The large complex of buildings originally built by the British Northwest Company in the late 1700s was reconstructed to allow celebration of the fur trade and Ojibwe way of life. The portage trail itself has also been separately designated a Minnesota State Historic Site. As early as 2,000 years ago, Native Americans used Gichi-onigaming, or "the great carrying place," to travel from summer homes on Lake Superior to winter hunting grounds in the interior of Minnesota and Ontario. The Grand Portage trail is an 8.5-mile (13.7 km) portage around the High Falls on the Pigeon River which forms the border between Minnesota and Ontario, Canada. Voyageurs from the interior of Canada would carry their furs by canoe down river to Grand Portage.
The visitor center uses new technology such as projecting digital images into a tipi and participatory virtual trading that captures how families could survive the winter. Costumed interpreters at the historic fort explain life in the fur era, which was always liveliest during the annual North West Company Rendezvous. Re-enactors continue this event the second full weekend in August in conjunction with the Rendezvous Days Powwow, sponsored by the Grand Portage Reservation.
Nearby, petroglyphs can be found in the Boundary Waters Canoe Area Wilderness of northern Minnesota. Within the Boundary Waters are hundreds of these petroglyphs and pictographs on rock ledges and cliffs. The area is part of the historic homeland of the Ojibwe people who traveled the waterways in birch bark canoes. Prior to Ojibwe settlement, the area was sparsely populated by the Dakota who dispersed westward and southward following the arrival of the Ojibwe.
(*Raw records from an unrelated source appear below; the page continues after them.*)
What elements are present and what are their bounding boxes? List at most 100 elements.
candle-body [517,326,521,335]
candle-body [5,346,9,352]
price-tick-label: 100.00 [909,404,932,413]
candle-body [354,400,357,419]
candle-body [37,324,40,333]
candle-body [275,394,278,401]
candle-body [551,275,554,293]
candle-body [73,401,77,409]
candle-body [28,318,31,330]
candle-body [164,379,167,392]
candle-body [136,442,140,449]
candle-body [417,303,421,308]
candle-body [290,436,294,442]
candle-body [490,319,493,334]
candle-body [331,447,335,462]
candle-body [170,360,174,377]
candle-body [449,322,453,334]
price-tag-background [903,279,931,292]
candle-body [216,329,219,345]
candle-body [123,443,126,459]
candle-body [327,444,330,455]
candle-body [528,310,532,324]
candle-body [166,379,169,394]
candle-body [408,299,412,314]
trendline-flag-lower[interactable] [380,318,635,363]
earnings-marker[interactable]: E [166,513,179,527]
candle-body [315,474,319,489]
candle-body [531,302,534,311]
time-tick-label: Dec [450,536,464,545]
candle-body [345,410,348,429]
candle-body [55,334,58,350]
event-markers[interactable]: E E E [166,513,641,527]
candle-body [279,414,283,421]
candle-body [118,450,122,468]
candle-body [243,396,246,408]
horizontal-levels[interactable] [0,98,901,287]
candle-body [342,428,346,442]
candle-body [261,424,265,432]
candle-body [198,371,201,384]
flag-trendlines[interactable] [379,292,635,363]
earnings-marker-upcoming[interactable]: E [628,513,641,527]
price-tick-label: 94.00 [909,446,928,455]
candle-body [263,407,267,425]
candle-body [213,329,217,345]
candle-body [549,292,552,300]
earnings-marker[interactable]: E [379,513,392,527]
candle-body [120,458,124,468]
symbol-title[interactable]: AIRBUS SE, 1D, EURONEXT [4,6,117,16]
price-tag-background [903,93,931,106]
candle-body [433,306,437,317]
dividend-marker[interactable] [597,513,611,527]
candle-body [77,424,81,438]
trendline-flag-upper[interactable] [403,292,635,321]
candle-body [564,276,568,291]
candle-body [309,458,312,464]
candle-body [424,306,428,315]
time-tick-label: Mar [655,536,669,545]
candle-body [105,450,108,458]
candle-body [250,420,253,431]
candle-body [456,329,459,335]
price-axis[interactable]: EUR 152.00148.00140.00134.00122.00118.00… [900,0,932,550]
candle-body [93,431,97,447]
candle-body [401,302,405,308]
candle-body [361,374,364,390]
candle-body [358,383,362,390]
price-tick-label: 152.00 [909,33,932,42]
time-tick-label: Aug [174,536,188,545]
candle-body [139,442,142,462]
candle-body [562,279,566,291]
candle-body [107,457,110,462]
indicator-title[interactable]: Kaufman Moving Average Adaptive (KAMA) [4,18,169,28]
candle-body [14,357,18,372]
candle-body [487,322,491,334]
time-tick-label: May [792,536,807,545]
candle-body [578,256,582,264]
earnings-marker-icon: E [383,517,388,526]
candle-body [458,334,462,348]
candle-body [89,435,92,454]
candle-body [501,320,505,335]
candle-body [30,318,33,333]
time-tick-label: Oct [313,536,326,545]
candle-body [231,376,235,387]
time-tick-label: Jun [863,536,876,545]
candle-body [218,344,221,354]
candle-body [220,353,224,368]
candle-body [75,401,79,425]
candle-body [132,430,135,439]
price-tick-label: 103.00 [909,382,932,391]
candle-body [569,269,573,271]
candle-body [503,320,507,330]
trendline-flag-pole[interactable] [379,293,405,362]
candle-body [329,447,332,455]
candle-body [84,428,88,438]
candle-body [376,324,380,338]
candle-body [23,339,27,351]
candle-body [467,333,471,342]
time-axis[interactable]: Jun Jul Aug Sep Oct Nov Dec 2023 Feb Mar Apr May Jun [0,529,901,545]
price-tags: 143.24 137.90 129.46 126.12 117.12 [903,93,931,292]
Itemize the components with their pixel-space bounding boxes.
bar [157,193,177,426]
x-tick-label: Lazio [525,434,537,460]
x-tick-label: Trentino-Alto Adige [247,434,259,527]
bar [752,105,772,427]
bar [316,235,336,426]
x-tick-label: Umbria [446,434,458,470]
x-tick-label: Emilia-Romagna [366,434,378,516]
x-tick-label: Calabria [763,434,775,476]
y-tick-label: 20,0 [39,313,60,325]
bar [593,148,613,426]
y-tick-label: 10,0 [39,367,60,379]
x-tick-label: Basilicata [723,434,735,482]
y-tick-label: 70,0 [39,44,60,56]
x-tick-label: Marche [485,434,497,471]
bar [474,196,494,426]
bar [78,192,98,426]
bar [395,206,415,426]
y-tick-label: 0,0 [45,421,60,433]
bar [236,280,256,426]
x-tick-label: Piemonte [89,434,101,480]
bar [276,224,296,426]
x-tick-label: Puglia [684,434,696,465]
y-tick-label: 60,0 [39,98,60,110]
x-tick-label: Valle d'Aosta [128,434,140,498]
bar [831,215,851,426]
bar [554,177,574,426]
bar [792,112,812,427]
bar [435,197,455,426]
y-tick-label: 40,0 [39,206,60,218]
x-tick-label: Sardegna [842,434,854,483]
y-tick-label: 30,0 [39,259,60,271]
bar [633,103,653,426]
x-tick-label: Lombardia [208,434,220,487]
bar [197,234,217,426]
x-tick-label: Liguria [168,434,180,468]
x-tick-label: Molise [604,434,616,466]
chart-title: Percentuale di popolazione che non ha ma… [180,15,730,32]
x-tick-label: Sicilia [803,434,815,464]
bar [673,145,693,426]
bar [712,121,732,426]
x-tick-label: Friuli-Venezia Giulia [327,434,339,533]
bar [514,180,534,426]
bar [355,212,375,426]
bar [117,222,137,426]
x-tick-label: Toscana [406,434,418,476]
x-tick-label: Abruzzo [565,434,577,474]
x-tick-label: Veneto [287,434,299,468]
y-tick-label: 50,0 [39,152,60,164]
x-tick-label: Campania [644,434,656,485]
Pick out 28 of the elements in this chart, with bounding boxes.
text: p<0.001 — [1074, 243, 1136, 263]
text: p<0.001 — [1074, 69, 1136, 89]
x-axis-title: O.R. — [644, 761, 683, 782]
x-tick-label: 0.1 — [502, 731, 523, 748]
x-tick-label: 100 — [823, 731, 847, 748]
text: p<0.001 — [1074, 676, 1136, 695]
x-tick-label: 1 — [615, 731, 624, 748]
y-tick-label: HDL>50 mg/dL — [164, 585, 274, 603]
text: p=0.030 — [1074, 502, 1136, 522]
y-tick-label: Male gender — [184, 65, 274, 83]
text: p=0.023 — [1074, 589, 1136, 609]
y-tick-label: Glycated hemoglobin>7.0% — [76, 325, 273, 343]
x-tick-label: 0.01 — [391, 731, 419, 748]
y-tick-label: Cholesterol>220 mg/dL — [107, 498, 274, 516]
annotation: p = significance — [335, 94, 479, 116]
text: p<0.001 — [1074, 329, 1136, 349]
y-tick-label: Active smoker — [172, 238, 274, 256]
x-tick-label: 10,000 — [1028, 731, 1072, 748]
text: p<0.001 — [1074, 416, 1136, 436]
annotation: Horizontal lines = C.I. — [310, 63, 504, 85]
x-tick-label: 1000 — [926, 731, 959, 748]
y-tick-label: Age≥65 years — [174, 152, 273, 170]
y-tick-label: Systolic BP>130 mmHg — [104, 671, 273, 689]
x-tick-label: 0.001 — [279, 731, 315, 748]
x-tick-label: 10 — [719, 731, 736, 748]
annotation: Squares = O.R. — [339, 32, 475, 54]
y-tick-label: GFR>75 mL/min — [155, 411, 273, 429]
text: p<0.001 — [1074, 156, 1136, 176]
Upper Sioux Agency State Park, Granite Falls
Minnesota River Valley
The 1851 Traverse des Sioux Treaty opened up close to 24 million acres of the Minnesota territory to European settlement and marked the end of an era for Minnesota’s Dakota tribes that had followed bison across the Great Plains. Restricted to reservation lands but guaranteed payments, the Dakota were starving a decade later when Civil War gripped America and payments weren’t delivered as promised. Frustrations exploded into violence and the short, but deadly, U.S. Dakota War in 1862.
The Treaty Site History Center near St. Peter is a good place to start learning about this historical turning point. Other parts of the story are told at historic sites all along the Minnesota River Valley. Other notable stops include the Lower Sioux Agency historic site near Morton, New Ulm’s Brown County Historical Society, Fort Ridgely State Park near Fairfax and Historic Fort Snelling in the Twin Cities. Visitors at the Upper Sioux Agency State Park near Granite Falls can reserve a tipi, fall asleep looking up at the stars and imagine the Dakotas’ long-ago life on the prairie.

Native American woman dancing at the Grand Portage Annual Powwow and Rendezvous / Stephan Hoglund
Powwows
Powwows have long been held to celebrate a successful hunt and to thank the spirits for a bountiful harvest. Powwows also spiritually prepared a warrior for an impending battle. Today, the powwow tradition has become a multi-tribal social event open to the public. Some powwows provide educational lessons of the Native American culture, with traditional dances and various religious ceremony re-enactments. Native American arts and crafts, as well as food and other wares are often for sale.
Casinos
In 1987 the U.S. Supreme Court upheld the right of tribes as sovereign nations to conduct gaming on Indian lands free of state control. Minnesota tribes were the first in the nation to negotiate and sign gaming compacts with a state government. After nearly twenty years of Native American gaming, much progress has been made in Native American communities. Gaming revenues have helped Minnesota tribes fill the gaps left by chronically inadequate federal funding for health care, housing, education, human services and infrastructure needs. The casinos are central to Minnesota tourism and essential to Native American community revenue.